So. Now what?
We promised to bring you a collection of ideas and articles on each Wednesday between the November election and the January inauguration. The popularity of this weekly feature provided a clear message: Don’t stop now!
Bob Bonnot provides the first installment as we commit to seek wisdom on Wednesdays.
On January 20, 2021, U.S. Inauguration Day, twenty-two year old Amanda Gorman, national youth poet laureate, sketched in poetry the steep hill our nation is climbing.
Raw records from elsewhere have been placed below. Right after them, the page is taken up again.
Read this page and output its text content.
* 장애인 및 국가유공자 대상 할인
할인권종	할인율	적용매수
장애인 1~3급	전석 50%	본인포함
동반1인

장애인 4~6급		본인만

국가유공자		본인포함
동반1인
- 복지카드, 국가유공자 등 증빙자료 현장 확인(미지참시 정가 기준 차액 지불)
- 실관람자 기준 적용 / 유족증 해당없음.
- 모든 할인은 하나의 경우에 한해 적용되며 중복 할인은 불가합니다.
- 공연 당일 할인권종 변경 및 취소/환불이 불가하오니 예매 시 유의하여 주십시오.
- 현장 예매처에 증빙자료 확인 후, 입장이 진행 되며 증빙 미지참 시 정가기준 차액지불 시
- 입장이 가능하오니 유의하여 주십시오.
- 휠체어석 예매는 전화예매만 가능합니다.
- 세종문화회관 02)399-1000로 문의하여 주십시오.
She tells us that somehow “we’ve weathered and witnessed a nation that isn’t broken but simply unfinished”, a nation that must “lift our gazes to … what stands before us.” Her challenging and hopeful message can help us think about our Church as well.
Spiritual transformation and personal fortitude
Sr. Nancy Sylvester makes it preeminently clear that any deep transformation of our faith, our Church, and our nation needs to begin with deep interior change.
A new consciousness is urgently needed, one that flows from a contemplative heart. … Deepening one’s contemplative practice is never just for one’s own transformation; rather, it is also for the transformation of the world.
Sr. Joan Chittester makes clear how difficult and challenging that can be, so she offers spiritual guidelines drawn from a wise monastic woman of the fifth century, Amma (Mother) Theodora.
“Let us strive to enter by the narrow gate.” (If you want to really solve this situation, in other words, don’t try to take the easy way out of it.) “Just as the trees if they have not stood before the winter’s storm cannot bear fruit,” she goes on, “so it is with us; this present age is a storm and it is only through many trials and temptation that we can obtain an inheritance in the kingdom of heaven.”
On the role of government
Franciscan theologian Daniel Horan proposes that we Catholics need to rally around the Catholic Social Teaching about the common good and work hard to make that the goal of our work as Catholic citizens and of our government, “PERIOD”, he asserts.
Robert Christian, the youthful editor of an online periodical on religion, politics and culture by millennial Catholics argues persuasively the importance of choosing civic patriotism over ethnic nationalism as we climb that challenging hill and look forward.
Fratelli Tutti in action
And finally Pope Francis weighs in calling for a new kind of politics not only in the U.S. but in the world, a politics of Social and Political Charity and the Exercise of Political Love. He spells it out in Chapters 5-6 of his latest encyclical, Fratelli Tutti. He calls us, as did Amanda Gorman, not only to “be brave enough to see it,” but “brave enough to be it.” He calls us to “A Better Kind of Politics: Social and Political Charity, The Exercise of Political Love, Dialogue and Friendship in Society, A New Culture.”
This collection of wise counsel can strengthen us as we absorb shards of wisdom in the poetry of Amanda Gorman’s challenge that we “‘gaze on what stands before us, … and envision all of us sitting under own vine and fig tree, … unafraid, … if only we dare. …In faith we trust … (and) move to what shall be … (to) merge mercy with might and might with right (so) love becomes our legacy … if only we’re brave enough to see it, if only we’re brave enough to be it.” (edited with added punctuation).